We cannot use the `conditional_effects` option to plot because the dispersion parameter `phi` by definition does not affect the expected outcome (i.e., the average). Instead, we can uses the regular `plot` function to visualize the parameters:

```{r plot_phi}

plot(brms_fit_phireg,pars = "phi",fixed = F,ask=F,combo=c("intervals","hist"))

```

There is weak to moderate evidence in this plot that women have more homogenous views and that older women have more homogenous views than younger women. However, there is substantial uncertainty in this estimate and the estimate itself is not very large.

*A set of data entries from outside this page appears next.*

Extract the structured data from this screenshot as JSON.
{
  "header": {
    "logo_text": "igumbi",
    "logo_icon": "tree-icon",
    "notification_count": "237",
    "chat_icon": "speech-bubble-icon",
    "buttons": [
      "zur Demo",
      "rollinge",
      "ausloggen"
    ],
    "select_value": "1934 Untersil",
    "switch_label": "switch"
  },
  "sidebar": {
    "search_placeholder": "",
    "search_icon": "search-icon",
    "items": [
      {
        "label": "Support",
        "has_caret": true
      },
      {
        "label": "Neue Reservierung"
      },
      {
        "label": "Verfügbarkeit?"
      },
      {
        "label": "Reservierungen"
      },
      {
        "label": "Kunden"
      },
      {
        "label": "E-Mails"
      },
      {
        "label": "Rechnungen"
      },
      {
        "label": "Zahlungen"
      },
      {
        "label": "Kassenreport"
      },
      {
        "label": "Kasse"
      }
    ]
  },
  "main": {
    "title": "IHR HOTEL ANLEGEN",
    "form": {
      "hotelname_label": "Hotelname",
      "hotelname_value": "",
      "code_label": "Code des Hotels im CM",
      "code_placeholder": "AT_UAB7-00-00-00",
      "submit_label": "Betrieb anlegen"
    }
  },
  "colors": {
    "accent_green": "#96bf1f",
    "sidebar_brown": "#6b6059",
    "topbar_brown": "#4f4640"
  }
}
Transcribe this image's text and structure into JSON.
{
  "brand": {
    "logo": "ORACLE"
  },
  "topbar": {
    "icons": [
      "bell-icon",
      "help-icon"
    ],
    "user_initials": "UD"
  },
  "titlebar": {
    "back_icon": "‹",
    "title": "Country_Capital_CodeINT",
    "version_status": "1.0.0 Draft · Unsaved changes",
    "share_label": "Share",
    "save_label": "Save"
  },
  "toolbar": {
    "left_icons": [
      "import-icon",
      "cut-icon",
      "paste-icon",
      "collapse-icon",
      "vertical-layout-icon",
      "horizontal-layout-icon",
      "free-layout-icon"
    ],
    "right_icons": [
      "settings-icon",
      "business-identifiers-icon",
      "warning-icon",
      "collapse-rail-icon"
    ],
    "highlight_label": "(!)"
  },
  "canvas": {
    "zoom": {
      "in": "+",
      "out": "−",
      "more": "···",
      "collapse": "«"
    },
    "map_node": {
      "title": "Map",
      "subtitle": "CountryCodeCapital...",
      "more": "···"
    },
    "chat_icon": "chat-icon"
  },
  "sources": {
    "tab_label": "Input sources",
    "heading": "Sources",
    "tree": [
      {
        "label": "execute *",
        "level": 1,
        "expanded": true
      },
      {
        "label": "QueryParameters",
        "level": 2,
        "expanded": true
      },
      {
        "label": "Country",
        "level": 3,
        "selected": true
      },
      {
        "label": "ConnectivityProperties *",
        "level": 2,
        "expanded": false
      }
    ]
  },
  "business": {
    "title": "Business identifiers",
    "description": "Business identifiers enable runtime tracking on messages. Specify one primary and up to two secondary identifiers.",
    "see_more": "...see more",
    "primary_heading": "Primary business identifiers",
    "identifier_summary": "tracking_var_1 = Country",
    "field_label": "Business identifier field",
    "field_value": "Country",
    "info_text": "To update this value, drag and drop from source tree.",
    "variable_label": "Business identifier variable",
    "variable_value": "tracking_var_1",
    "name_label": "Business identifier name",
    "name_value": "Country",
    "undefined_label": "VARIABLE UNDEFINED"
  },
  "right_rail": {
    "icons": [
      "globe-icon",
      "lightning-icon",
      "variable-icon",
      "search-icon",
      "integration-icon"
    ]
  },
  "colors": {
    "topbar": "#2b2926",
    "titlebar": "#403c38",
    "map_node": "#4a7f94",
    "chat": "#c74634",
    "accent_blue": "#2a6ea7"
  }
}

We are using the log link for `phi`, so to get the value of the effect on `phi`, we can exponentiate the coefficient, i.e. `exp(0.1)=``r round(exp(0.1),2)`. We can compare what the distributions look like by plotting histograms of simulated outcomes using the Beta distribution and the average response in our data, which is `r round(mean(model_data$therm,na.rm=T),2)`. We will examine a 1-unit change in `phi` (much larger than our estimated effects) from 2 to 3 by using the average response for `mu` and plotting the density of both distributions:

```{r plot_phi_sim}

# parameterization of beta distribution in terms of mu/phi (mean/dispersion)
rbeta_mean <- function(N,mu,phi) {
  rbeta(N,mu*phi,(1-mu)*phi)
}

tibble(phi_small=rbeta_mean(10000,mean(model_data$therm,na.rm=T),2),
       phi_big=rbeta_mean(10000,mean(model_data$therm,na.rm=T),3)) %>% 
  gather("phi_type","simulated_value") %>% 
  ggplot(aes(x=simulated_value)) +
  geom_density(alpha=0.5,aes(fill=phi_type)) +
  theme(panel.background = element_blank(),
        panel.grid=element_blank())

```

We can see that the `phi_big` distribution is more clustered around a central value while `phi_small` shows more movement towards the extremes of the distribution. However, the movement is modest, as the value of the coefficient suggests.